Alternatively, in the last scene of Act I, Brabanzio relates his dilemma to the Duke about his daughter being stolen from him with the use of witchcraft, pointing to Othello as the person who committed this act. Othello is given the chance to explain, which is later on confirmed by Desdemona herself. Thus, Othello’s marriage becomes justified and the explanation narrated by the accused was well-taken by the Duke. After arriving at a resolution to their squabble, Othello is sent to Cyprus on a mission, and Desdemona requests the Duke to allow her to join her husband having been just married.

All these sequences are displayed in the movie version and are accurately presented as the film further unfolds, and can easily be described as illustrating fidelity of transformation. Likewise, the scenes pertaining to Iago and the numerous ways by which he portrayed his role of the antagonist in this movie are well-represented. The actor who played the character of Iago was definitely hateful as the traitor friend to Roderigo and Othello, an effective manipulator of people, and an outstanding liar to almost everyone in the cast.

Iago definitely abhorred Othello, but in both the play and the film, the underlying reason for this hatred is not delved upon and up until the end, Iago does not apologize for his misdeeds. Although reference to Iago’s suspicions about Othello’s possible involvement with his wife Emilia are left out and never tackled, as well as Iago’s secret lustful desires for Desdemona as cited in the play, the main plot pertaining to Othello and Desdemona’s relationship and the complications that transpire, was truthfully demonstrated and adhered to.

Fidelity of transformation is also seen in the way Act II Scene 3 is presented in the movie since all the essential scenes in the play are also recounted from the time Cassio assumes guardship at Cyprus while Othello consummated his marriage to Desdemona, to the brawl with Roderigo, up to the time Cassio is stripped off his rank after engaging in a duel with Governor Montano. Iago’s soliloquys were also retained, further rendering the film as a precise reproduction of this classic literary piece.

It is also noticeable that the clown in Act III Scene 1 and the whole of Scene 2 were dropped, but since the main plot about Othello’s love story was still retained, it did not have a significant effect on the main storyline. From Act III Scene 3 up to the last act and scene, the complications of Othello’s jealousy over the imagined relationship of his wife Desdemona with his lieutenant Cassio are gradually revealed and given more weight.
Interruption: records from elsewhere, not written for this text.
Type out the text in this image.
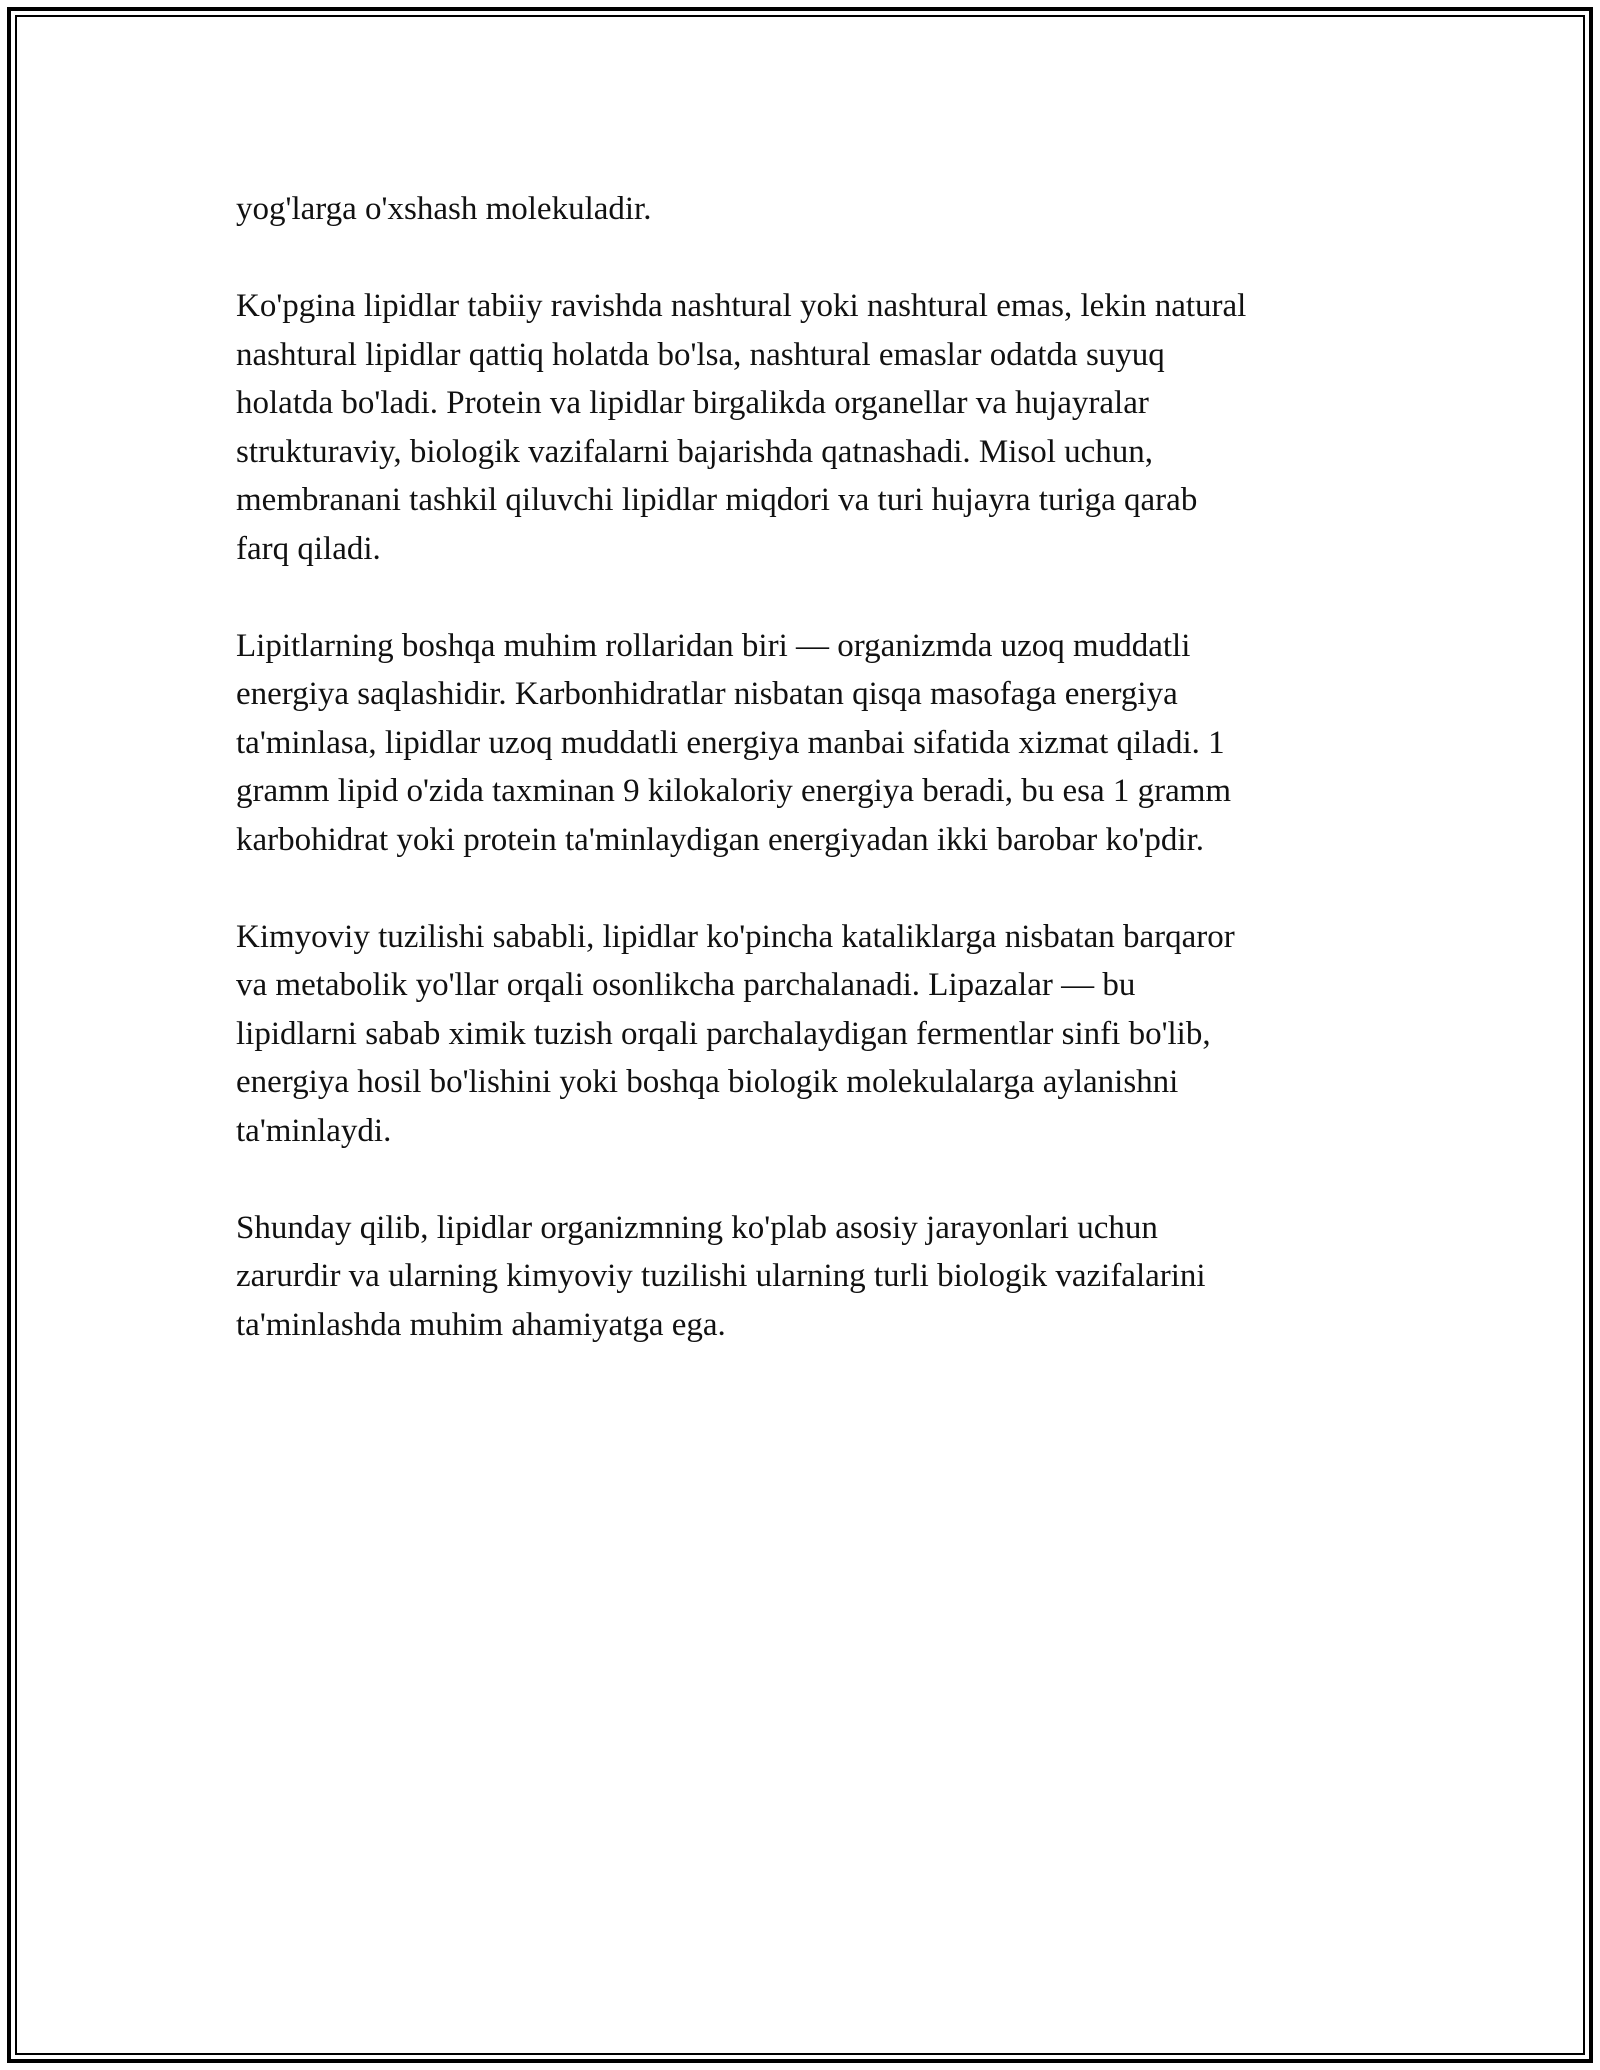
yog'larga o'xshash molekuladir.

Ko'pgina lipidlar tabiiy ravishda nashtural yoki nashtural emas, lekin natural
nashtural lipidlar qattiq holatda bo'lsa, nashtural emaslar odatda suyuq
holatda bo'ladi. Protein va lipidlar birgalikda organellar va hujayralar
strukturaviy, biologik vazifalarni bajarishda qatnashadi. Misol uchun,
membranani tashkil qiluvchi lipidlar miqdori va turi hujayra turiga qarab
farq qiladi.

Lipitlarning boshqa muhim rollaridan biri — organizmda uzoq muddatli
energiya saqlashidir. Karbonhidratlar nisbatan qisqa masofaga energiya
ta'minlasa, lipidlar uzoq muddatli energiya manbai sifatida xizmat qiladi. 1
gramm lipid o'zida taxminan 9 kilokaloriy energiya beradi, bu esa 1 gramm
karbohidrat yoki protein ta'minlaydigan energiyadan ikki barobar ko'pdir.

Kimyoviy tuzilishi sababli, lipidlar ko'pincha kataliklarga nisbatan barqaror
va metabolik yo'llar orqali osonlikcha parchalanadi. Lipazalar — bu
lipidlarni sabab ximik tuzish orqali parchalaydigan fermentlar sinfi bo'lib,
energiya hosil bo'lishini yoki boshqa biologik molekulalarga aylanishni
ta'minlaydi.

Shunday qilib, lipidlar organizmning ko'plab asosiy jarayonlari uchun
zarurdir va ularning kimyoviy tuzilishi ularning turli biologik vazifalarini
ta'minlashda muhim ahamiyatga ega.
It is apparent that the director of the film wanted to focus on the tragedy in the story more than any other of the play’s sub-plots, hence, more than half of the movie’s running time was devoted to the conflict building up – conflict based on the context of “man against man” and “man against himself”, up until the story’s climax and gloomy ending. Othello’s jealousy was more imagined than real but it was lamentable because he allowed Iago to exploit and manipulate his thoughts and feelings for Desdemona, which was effectively portrayed and delivered to the viewer in this film.

As a whole, the movie version of Othello was a success as an adaptation due to the use of different types of approaches in its presentation. The essential portions of the play were retained, and the translations and transposition of scenes and sequences did not affect the plot so much because the story’s progression was clear and crisp, and the original dialogues retained for the most part.

The plot of the movie adhered to Othello and Desdemona’s love story in the play, which was captured as poignantly as it should have been staged before a live audience. With this trend of transforming the play into a more accessible and readily available type of media catering to the mass audience, it will not be surprising to see more such adaptations in the offing. Works Cited Barron, D & Parker, O. 1995. Othello. United Kingdom & United States: Columbia Pictures.